Emanuela Felley-Bosco

Graduated in toxicology at the University of Lausanne, then trained at the Occupational Health Science Institute and at the Swiss Experimental Cancer Institute, and at the National Cancer Institute, USA. Main interest is cancer-related inflammation with special focus on mesothelioma. Principal investigator of translational research projects for the treatment of patients with mesothelioma, and non-clinical studies, which aim at a better understanding of the biology of mesothelioma development.

Gerrit T.S. Beemster

Professor of Biology at the University of Antwerp. Member of the Flemish Science Foundation review board. Editor of the journals Journal of Plant Research, Frontiers in Plant Science and PLOS ONE

Matthew PG Barnett

I'm currently a Senior Research Scientist in the Physiology & Health Team at AgResearch Limited, one of New Zealand's Crown Research Institutes (CRIs). I'm based at the University of Auckland's Liggins Institute, being involved in several projects investigating the importance of nutrition for health throughout life.
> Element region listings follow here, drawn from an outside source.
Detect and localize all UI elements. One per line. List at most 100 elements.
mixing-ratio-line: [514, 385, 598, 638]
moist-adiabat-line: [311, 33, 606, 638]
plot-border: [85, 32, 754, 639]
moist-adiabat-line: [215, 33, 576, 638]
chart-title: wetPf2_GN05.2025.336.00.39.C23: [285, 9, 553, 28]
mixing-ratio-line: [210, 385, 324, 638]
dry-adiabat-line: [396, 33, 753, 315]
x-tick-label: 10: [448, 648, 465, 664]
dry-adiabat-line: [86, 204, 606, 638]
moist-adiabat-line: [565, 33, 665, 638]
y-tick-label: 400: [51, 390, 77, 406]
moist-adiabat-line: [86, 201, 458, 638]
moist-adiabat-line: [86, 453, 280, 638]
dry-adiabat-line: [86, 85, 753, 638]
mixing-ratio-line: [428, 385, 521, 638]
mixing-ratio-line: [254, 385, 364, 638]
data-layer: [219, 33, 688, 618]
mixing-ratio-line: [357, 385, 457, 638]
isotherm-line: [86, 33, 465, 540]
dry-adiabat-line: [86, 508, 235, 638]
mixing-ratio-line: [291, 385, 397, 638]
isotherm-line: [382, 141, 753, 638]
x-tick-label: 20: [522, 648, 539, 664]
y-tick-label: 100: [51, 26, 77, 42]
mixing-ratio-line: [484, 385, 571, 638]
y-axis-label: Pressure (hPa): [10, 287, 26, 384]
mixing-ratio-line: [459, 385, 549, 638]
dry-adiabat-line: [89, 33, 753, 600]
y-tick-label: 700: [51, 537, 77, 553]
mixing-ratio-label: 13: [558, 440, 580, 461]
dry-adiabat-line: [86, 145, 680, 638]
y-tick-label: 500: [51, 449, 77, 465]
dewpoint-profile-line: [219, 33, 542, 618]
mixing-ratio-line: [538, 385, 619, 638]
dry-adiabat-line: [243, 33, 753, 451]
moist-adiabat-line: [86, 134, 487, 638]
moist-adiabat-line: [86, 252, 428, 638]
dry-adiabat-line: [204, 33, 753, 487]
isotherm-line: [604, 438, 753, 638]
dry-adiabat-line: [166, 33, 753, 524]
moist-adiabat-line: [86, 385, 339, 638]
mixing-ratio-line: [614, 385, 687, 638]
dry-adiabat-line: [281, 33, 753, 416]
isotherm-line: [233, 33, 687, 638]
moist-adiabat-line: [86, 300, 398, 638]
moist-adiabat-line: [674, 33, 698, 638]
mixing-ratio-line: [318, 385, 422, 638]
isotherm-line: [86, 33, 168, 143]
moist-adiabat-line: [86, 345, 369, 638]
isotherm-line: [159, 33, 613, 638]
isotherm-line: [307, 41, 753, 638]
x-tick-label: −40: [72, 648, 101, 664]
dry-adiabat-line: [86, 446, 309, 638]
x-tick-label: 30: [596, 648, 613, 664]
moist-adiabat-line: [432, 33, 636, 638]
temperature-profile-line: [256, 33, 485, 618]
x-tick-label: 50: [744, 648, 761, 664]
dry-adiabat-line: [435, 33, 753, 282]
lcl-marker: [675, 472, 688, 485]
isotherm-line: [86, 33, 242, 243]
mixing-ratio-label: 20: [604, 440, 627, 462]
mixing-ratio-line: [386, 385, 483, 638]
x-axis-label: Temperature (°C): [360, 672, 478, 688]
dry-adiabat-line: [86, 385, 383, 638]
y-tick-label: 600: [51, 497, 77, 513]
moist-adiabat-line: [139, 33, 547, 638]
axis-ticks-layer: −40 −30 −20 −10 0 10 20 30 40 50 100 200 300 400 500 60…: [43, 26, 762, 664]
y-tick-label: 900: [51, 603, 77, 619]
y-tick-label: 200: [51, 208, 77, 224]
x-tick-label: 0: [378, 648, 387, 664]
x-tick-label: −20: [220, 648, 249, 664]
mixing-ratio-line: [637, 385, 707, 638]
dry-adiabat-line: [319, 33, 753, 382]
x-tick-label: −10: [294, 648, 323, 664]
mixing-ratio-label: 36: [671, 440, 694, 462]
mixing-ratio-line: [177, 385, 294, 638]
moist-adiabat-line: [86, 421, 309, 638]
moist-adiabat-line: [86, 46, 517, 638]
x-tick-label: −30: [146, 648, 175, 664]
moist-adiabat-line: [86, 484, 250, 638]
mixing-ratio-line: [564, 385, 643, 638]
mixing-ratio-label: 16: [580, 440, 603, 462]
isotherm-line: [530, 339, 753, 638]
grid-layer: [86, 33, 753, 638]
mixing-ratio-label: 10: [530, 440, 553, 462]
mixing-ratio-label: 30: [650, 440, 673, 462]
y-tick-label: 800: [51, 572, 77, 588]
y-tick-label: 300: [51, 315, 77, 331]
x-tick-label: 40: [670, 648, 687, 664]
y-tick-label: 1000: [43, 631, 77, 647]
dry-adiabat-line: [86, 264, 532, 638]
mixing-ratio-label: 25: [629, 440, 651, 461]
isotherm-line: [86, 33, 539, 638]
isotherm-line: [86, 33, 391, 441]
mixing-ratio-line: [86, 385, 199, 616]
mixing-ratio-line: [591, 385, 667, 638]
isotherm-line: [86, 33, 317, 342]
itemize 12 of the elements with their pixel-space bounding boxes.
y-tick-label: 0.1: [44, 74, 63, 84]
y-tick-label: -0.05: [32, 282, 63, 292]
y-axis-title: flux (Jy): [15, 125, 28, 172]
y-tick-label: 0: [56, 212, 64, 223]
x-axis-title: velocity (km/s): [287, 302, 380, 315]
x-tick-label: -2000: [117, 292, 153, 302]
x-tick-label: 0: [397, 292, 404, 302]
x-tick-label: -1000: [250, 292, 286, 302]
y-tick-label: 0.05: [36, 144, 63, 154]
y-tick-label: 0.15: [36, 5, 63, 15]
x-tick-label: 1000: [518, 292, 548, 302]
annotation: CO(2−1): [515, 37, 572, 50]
The primary focus of these projects is intestinal health, but I'm also interested other aspects of human health, including cognition and mobility.
I graduated from The University of Auckland in May 2005 with a PhD in Biological Sciences. My thesis research focused on the importance of a mother’s diet during gestation and lactation on the risk of type-2 diabetes in her offspring. Since 2001 I've worked for AgResearch in a range of roles (including Research Associate, FRST Postdoctoral Fellow, and Research Scientist) and on a variety of topics. I was part of the Nutrigenomics New Zealand collaboration from 2004-2014, working on understanding how our diet and genome interact to influence health with a particular focus on intestinal function.
I was the Section Editor (Nutrigenomics) for the European Journal of Nutrition from 2014 to 2019.

Luciano Fadiga

M.D., Ph.D. He has a deep knowledge of and experience in electrophysiology in monkeys (single neurons recordings) and humans (transcranial magnetic stimulation, study of spinal excitability and brain imaging). His current research include the study of the relationships between action and language and the realization of brain-computer interfaces specifically designed for human use.

Timothy D Read

My research centers on genomics of infectious diseases, focusing on bacterial pathogens such as Chlamydia trachomatis, Staphylococcus aureus and Bacillus anthracis. I use comparative approaches to understand evolution of traits such as virulence and antibiotic resistance phenotypes and develop countermeasures and diagnostics. I am becoming increasingly interested in investigating interactions of pathogens with the other microbiota within and outside the host. As a microbial geneticist by training I have a long-standing fascination with the movement of genes between bacteria by lateral gene transfer.